A Semantics-Based Method for Clustering of Chinese Web Search Results
Enterprise Information Systems
Taylor & Francis
Information explosion is a critical challenge to the development of modern information systems. In particular, when the application of an information system is over the Internet, the amount of information over the web has been increasing exponentially and rapidly. Search engines, such as Google and Baidu, are essential tools for people to find the information from the Internet. Valuable information, however, is still likely submerged in the ocean of search results from those tools.

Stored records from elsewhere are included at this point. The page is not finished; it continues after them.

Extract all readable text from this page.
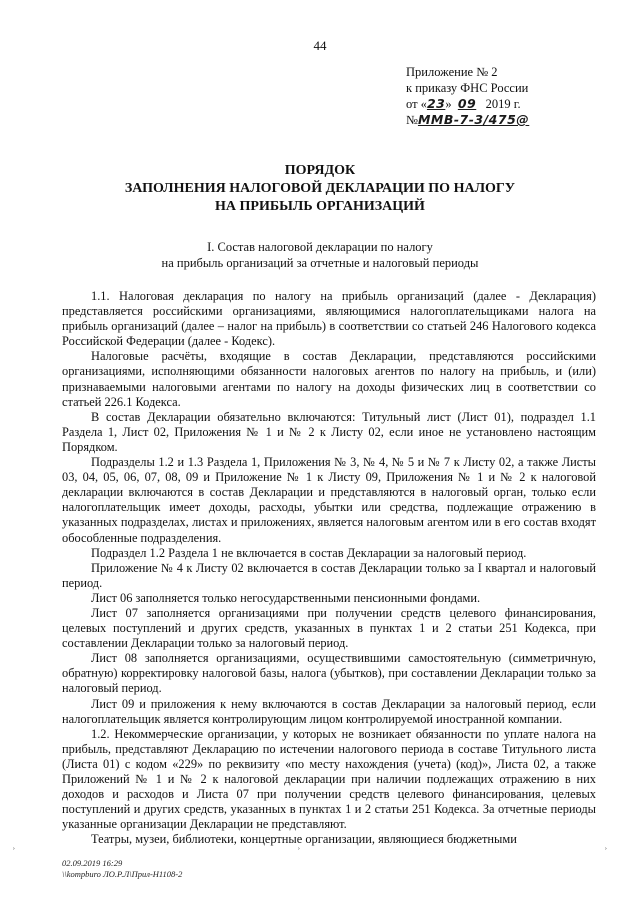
44
Приложение № 2
к приказу ФНС России
от «23» 09 2019 г.
№ММВ-7-3/475@
ПОРЯДОК
ЗАПОЛНЕНИЯ НАЛОГОВОЙ ДЕКЛАРАЦИИ ПО НАЛОГУ
НА ПРИБЫЛЬ ОРГАНИЗАЦИЙ
I. Состав налоговой декларации по налогу
на прибыль организаций за отчетные и налоговый периоды

1.1. Налоговая декларация по налогу на прибыль организаций (далее - Декларация) представляется российскими организациями, являющимися налогоплательщиками налога на прибыль организаций (далее – налог на прибыль) в соответствии со статьей 246 Налогового кодекса Российской Федерации (далее - Кодекс).

Налоговые расчёты, входящие в состав Декларации, представляются российскими организациями, исполняющими обязанности налоговых агентов по налогу на прибыль, и (или) признаваемыми налоговыми агентами по налогу на доходы физических лиц в соответствии со статьей 226.1 Кодекса.

В состав Декларации обязательно включаются: Титульный лист (Лист 01), подраздел 1.1 Раздела 1, Лист 02, Приложения № 1 и № 2 к Листу 02, если иное не установлено настоящим Порядком.

Подразделы 1.2 и 1.3 Раздела 1, Приложения № 3, № 4, № 5 и № 7 к Листу 02, а также Листы 03, 04, 05, 06, 07, 08, 09 и Приложение № 1 к Листу 09, Приложения № 1 и № 2 к налоговой декларации включаются в состав Декларации и представляются в налоговый орган, только если налогоплательщик имеет доходы, расходы, убытки или средства, подлежащие отражению в указанных подразделах, листах и приложениях, является налоговым агентом или в его состав входят обособленные подразделения.

Подраздел 1.2 Раздела 1 не включается в состав Декларации за налоговый период.

Приложение № 4 к Листу 02 включается в состав Декларации только за I квартал и налоговый период.

Лист 06 заполняется только негосударственными пенсионными фондами.

Лист 07 заполняется организациями при получении средств целевого финансирования, целевых поступлений и других средств, указанных в пунктах 1 и 2 статьи 251 Кодекса, при составлении Декларации только за налоговый период.

Лист 08 заполняется организациями, осуществившими самостоятельную (симметричную, обратную) корректировку налоговой базы, налога (убытков), при составлении Декларации только за налоговый период.

Лист 09 и приложения к нему включаются в состав Декларации за налоговый период, если налогоплательщик является контролирующим лицом контролируемой иностранной компании.

1.2. Некоммерческие организации, у которых не возникает обязанности по уплате налога на прибыль, представляют Декларацию по истечении налогового периода в составе Титульного листа (Листа 01) с кодом «229» по реквизиту «по месту нахождения (учета) (код)», Листа 02, а также Приложений № 1 и № 2 к налоговой декларации при наличии подлежащих отражению в них доходов и расходов и Листа 07 при получении средств целевого финансирования, целевых поступлений и других средств, указанных в пунктах 1 и 2 статьи 251 Кодекса. За отчетные периоды указанные организации Декларации не представляют.

Театры, музеи, библиотеки, концертные организации, являющиеся бюджетными

ʾ	ʾ	ʾ
02.09.2019 16:29
\\kompburo ЛО.Р.Л\Прил-Н1108-2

By clustering the results into different groups based on subjects automatically, a search engine with the clustering feature allows users to select most relevant results quickly. In this paper, we propose an online semantics-based method to cluster Chinese web search results. First, we employ the generalised suffix tree to extract the longest common substrings (LCSs) from search snippets. Second, we use the HowNet to calculate the similarities of the words derived from the LCSs, and extract the most representative features by constructing the vocabulary chain. Third, we construct a vector of text features and calculate snippets’ semantic similarities. Finally, we improve the Chameleon algorithm to cluster snippets. Extensive experimental results have shown that the proposed algorithm has outperformed over the suffix tree clustering method and other traditional clustering methods.
search engine, Chinese online semantic clustering, vocabulary chain, semantic similarity, Chameleon algorithm
Hui Zhang, Deqing Wang, Li Wang, Zhuming M. Bi, and Yong Chen (2014).
A Semantics-Based Method for Clustering of Chinese Web Search Results. Enterprise Information Systems.8 (1), 147-165. Taylor & Francis.